It is clear from the previous, that the malice principle can be classified as being only “permissive” in nature. However, by sanctioning criminal liability in respect of any level of harm caused to a particular interest, derived from the wrongfully directed conduct, the proportionality principle appears to have permissive as well as restrictive elements.11 Both principles permit criminal liability for any harm caused to an interest, which goes beyond what was intended or foreseen. However, the proportionality principle, in contrast to the malice principle, restricts this form of liability to occasions in which the harm caused was not disproportionate to the intended harm. Both these principles have been supported by the labelling principle, which may constitute a further hidden principle in accordance with Horder.12 This latter principle explains that in the event that a certain type of criminal wrong is also mirrored in a morally substantial label, such as for example murder, it may be justified to recognise circumstances when the label is not justified or deserved, despite the harm having been caused.
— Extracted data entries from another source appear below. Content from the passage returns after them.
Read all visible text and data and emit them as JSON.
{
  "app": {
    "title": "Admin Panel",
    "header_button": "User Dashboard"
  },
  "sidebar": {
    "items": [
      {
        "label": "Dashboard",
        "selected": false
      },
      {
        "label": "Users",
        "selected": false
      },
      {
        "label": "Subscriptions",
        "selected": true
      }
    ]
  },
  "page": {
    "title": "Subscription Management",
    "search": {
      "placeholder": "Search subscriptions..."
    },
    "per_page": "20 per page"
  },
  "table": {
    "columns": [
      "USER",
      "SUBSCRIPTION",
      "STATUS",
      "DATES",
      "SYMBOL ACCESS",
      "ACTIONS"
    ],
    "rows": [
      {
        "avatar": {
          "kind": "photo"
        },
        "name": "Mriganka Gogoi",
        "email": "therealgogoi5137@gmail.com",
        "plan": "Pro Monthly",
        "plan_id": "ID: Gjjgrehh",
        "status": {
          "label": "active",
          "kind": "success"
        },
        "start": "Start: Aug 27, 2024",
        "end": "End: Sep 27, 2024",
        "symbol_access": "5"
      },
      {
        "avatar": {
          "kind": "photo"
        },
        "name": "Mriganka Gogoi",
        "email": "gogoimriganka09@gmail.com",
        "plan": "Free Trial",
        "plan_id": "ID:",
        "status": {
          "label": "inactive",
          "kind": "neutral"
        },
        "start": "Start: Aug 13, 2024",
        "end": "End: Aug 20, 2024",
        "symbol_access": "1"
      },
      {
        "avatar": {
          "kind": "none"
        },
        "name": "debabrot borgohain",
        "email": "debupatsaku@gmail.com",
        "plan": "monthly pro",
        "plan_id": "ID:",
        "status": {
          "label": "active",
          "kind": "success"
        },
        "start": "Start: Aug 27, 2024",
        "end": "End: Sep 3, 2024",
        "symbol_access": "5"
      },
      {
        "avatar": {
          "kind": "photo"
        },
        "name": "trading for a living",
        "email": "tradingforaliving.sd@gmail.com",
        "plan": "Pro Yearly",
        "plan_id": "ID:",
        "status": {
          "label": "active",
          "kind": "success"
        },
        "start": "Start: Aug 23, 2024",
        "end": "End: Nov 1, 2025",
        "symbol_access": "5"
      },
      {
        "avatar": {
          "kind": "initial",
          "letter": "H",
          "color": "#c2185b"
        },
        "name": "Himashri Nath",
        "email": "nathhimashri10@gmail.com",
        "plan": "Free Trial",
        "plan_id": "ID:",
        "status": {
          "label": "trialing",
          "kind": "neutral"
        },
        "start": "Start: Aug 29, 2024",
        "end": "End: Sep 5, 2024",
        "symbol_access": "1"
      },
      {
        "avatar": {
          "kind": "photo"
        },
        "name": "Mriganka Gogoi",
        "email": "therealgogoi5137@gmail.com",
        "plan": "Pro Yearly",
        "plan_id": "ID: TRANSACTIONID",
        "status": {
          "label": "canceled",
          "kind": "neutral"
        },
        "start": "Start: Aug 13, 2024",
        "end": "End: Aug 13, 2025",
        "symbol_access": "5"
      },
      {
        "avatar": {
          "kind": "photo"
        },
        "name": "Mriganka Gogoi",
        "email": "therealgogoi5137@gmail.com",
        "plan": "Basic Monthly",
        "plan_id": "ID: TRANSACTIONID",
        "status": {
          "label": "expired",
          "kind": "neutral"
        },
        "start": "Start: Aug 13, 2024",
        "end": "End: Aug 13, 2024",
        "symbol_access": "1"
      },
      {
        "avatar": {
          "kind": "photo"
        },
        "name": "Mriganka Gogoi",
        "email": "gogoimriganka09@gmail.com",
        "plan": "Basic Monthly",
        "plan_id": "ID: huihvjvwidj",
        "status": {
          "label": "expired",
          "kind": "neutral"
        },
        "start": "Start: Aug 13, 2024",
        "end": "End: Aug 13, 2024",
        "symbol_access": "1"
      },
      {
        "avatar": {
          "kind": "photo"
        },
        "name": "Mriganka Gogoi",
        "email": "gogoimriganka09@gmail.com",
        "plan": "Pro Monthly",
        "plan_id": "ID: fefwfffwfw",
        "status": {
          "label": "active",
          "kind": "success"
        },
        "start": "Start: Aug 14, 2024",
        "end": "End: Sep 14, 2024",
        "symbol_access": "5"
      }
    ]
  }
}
Evidently, the same principle may apply the opposite way around as such that the could be circumstances when one feels that morally a more stigmatising label would be more appropriate to address the same form of harm, in cases in which there is a more serious manifestation of the wrong committed.13 Despite these principles having developed significantly in the English legal principles of culpability, especially the proportionality and the malice principles, it appears that none of the three principles are specifically discussed in the legal textbooks.14 The reason for these general principles being neglected throughout the historic development of criminal law in England and Wales is seen in the idea that the legal evolution follows a movement which is directed towards a so-called ideal subjectivism in relation to criminal liability. According to this idea, a defendant cannot be held guilty for a morally stigmatised crime,15 unless it was his or her intention to cause this forbidden consequence with his or her conduct, or that he or she was at least aware that this consequence could have been a possibility. Accordingly, it is necessary for the subjective mens rea to correspond with the precise nature of the relevant actus reus.16

The issue of missing mens rea elements in criminal liability in practice: The issue of strict liability

This discussion necessitates a critical evaluation of the principle of strict liability and the question whether it violates traditional principles of criminal responsibility. Strict liability offences do not need proof of mens rea in relation to one or more of the actus reus elements.17 These largely constitute statutory offences and generally regulatory offences that apply to issues such as food safety, pollution, public health or road traffic.18 A fundamental criminal law principle is that criminal liability needs both the elements of actus reus as well as mens rea.19 Thus, it is possible to argue that an imposition of criminal liability on a person without proving that he or she has guilty mind, would violate the traditional notion of criminal responsibility.20

It is not essentially evident from looking to the statutory provision if an offence falls under strict liability.21 It has been held that, when a statutory provision is tacit regarding mens rea, that it is presumed that the mens rea elements are necessary.22 Yet, this presumption could be expatriated by the words within the statute or through the subject-matter of the offence in question.23

In Gammon (Hong Kong) Ltd v Attorney General of Hong Kong 198524, guidelines were laid down to determine when an offence is of strict liability. It was held that the mens rea presumption was considerably stronger when the offence was “truly criminal” in nature, instead of merely regulatory, and this could be displaced only by express wording or in the event that it was a necessary implication of a statutory effect.25 In this sense, the statute needs to involve a matter of social concern. Moreover, the imposition of strict liability requires the promotion of the object of the statute.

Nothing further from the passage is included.